On-premise
Prophecy can be deployed on-premise for customers who require maximum security or want to run on their own on-premise Spark versions (e.g. CDP, HDP, MapR). As for the cloud deployments, also for on-premise, Prophecy is deployed on a Kubernetes cluster. With that setup, Prophecy seamlessly integrates with the rest of your infrastructure.
Prophecy is installed through a Prophecy Kubernetes operator, which automatically takes care of the common ops tasks, like maintenance of the service, health checks, updates, version rollback etc.
Requirements
To install Prophecy on-premise the following infrastructure requirements must be satisfied:
Cluster
- Kubernetes Version (minimum): 1.14
- Images: Accessible from a secure container registry available at
gcr.io
. This location can be configured to a customer's internal container registry.
Minimum service requirements:
Namespace | Description | # Cores | # RAM | # Block Storage |
---|---|---|---|---|
Control Plane | Main services (front-end, code editor, metadata, lineage, etc) | 34 Cores | 68GB | 150GB |
Data Plane | Services serving as a bridge between Spark and Prophecy UI | 6 Cores | 10GB | 10GB |
Platform | Backup(Twice-a-day, configurable) , Monitoring, logging services (optional) | 4 Cores | 8GB | 200GB |
*Platform Services can also run on File-based storage
Storage
Prophecy requires:
- Block storage needs to be available in the Kubernetes cluster
- Kubernetes cluster configured in either multi-AZ or single-AZ mode. For multi-AZ mode, the block storage has
to have the volume binding mode set to
waitforfirstconsumer
- Dynamic provisioning of block and file storage
- Prophecy supports any storage class out of the box.
Role
Prophecy requires:
ClusterRole
permissions are optional for CRD installation- If not available, the customer can create the required CRDs by deploying a single helm chart (shared on request)
Networking
Prophecy requires:
Ingress
- Prophecy supports a Prophecy-managed or customer-managed nginx ingress controller. Either Kubernetes
nginx
or officialnginx
controllers of any version are supported. We recommend the latest stable version. - Non-
nginx
controller configuration is possible, however, not recommended. - Prophecy supports Istio-based ingress gateways as well.
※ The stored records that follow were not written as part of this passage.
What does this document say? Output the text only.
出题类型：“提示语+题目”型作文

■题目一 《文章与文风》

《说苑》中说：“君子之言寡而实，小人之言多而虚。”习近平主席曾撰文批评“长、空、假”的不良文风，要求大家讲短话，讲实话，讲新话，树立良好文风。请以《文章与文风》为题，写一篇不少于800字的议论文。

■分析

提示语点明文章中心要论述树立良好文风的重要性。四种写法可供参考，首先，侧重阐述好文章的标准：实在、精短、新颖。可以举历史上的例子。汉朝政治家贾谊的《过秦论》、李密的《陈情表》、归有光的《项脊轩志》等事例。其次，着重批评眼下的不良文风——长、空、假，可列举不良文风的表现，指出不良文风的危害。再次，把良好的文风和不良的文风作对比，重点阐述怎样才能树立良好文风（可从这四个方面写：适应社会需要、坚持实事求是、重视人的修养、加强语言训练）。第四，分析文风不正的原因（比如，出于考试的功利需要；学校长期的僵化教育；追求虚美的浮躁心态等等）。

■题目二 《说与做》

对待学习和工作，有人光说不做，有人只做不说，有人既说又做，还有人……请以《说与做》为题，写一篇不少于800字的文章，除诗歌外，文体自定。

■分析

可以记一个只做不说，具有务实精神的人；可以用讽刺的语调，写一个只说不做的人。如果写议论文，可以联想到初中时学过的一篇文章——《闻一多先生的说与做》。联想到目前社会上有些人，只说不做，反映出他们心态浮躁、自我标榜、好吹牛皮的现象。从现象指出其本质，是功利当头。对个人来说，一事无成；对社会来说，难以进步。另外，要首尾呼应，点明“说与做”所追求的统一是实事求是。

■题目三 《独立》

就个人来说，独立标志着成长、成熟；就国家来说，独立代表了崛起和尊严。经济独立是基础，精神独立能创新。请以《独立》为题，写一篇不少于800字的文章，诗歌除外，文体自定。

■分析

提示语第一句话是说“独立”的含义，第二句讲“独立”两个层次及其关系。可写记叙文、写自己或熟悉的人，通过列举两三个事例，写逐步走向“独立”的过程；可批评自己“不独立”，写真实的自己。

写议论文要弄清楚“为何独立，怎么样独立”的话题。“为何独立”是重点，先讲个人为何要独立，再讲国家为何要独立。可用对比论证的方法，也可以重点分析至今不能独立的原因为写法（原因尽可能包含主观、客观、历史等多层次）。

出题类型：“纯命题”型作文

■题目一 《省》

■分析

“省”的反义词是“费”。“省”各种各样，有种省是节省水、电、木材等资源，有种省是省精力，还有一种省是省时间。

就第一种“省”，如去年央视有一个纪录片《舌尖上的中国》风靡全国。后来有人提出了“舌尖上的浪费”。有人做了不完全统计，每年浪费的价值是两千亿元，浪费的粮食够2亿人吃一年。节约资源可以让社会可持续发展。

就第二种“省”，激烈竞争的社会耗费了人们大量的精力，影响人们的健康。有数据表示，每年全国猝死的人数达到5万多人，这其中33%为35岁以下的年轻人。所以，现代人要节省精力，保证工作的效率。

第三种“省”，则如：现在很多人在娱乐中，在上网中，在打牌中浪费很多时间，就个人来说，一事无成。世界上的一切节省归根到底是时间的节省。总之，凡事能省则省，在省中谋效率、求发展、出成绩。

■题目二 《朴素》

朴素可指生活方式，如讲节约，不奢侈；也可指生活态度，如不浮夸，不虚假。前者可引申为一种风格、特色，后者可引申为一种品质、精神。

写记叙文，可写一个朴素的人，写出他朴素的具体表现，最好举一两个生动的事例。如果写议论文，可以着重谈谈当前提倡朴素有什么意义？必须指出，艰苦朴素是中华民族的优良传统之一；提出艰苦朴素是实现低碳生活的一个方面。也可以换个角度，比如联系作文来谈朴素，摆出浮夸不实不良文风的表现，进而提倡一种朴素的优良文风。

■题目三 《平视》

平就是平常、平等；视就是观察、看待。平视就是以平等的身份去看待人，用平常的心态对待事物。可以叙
- Prophecy supports a Prophecy-managed or customer-managed nginx ingress controller. Either Kubernetes
Certificates - Wildcard certificates for path-based routing. Certificates are to be managed by the
cert-manager
, which can be Prophecy or customer-managed. Certificates are automatically generated for every ingress resource created.External-DNS - To successfully resolve the service host names. Prophecy supports a Prophecy-managed or customer-managed
external-dns
or equivalent.
Authentication
Prophecy supports all of the most popular authentication providers as per the Authentication documentation.
Spark
For interactive development, Prophecy requires:
- Databricks API 1.2 - for Databricks-based Spark deployments or
- Livy 0.7.x - for any other Spark-deployment support (e.g. CDP, HDP, MapR, Spark on Kubernetes)
For jobs deployment, Prophecy requires
Airflow
For interactive and jobs deployment to Airflow, Prophecy requires a customer-managed Airflow deployment version 2.x.x (latest recommended). Astronomer's managed Airflow offering is supported.
Logging / Metrics
- Prophecy comes with a built-in lightweight infrastructure for monitoring (based on Loki & Grafana) and logging (based on Prometheus, Grafana and alert-manager, etc.).
- A Customer can optionally connect to it to redirect the logs and metrics to their own logging services.
Scaling
The requirements outlined above can support up to 25 concurrent developers (users actively developing pipelines at the same time). To enable more concurrent users, Prophecy supports vertical and horizontal scaling.
Scaling is taken care of by the Autoscaler component in our platform. Therefore, e.g., if the number of users increases by 10 times, the Prophecy deployment can be scaled appropriately.
The following are estimated recommended cluster sizes for different user numbers:
Number of users | 25 | 50 | 150 |
---|---|---|---|
CPUs | 44 vCPUs | 80 vCPUs | 230 vCPUs |
Memory | 86 GB | 160 GB | 460 GB |
Disk space (with backups) | 360 GB | 720 GB | 1440 GB |
Please, note that the recommended resource may vary based on the intensity of the usage of each developer. The numbers presented above are based on the average recorded usage of Prophecy customers.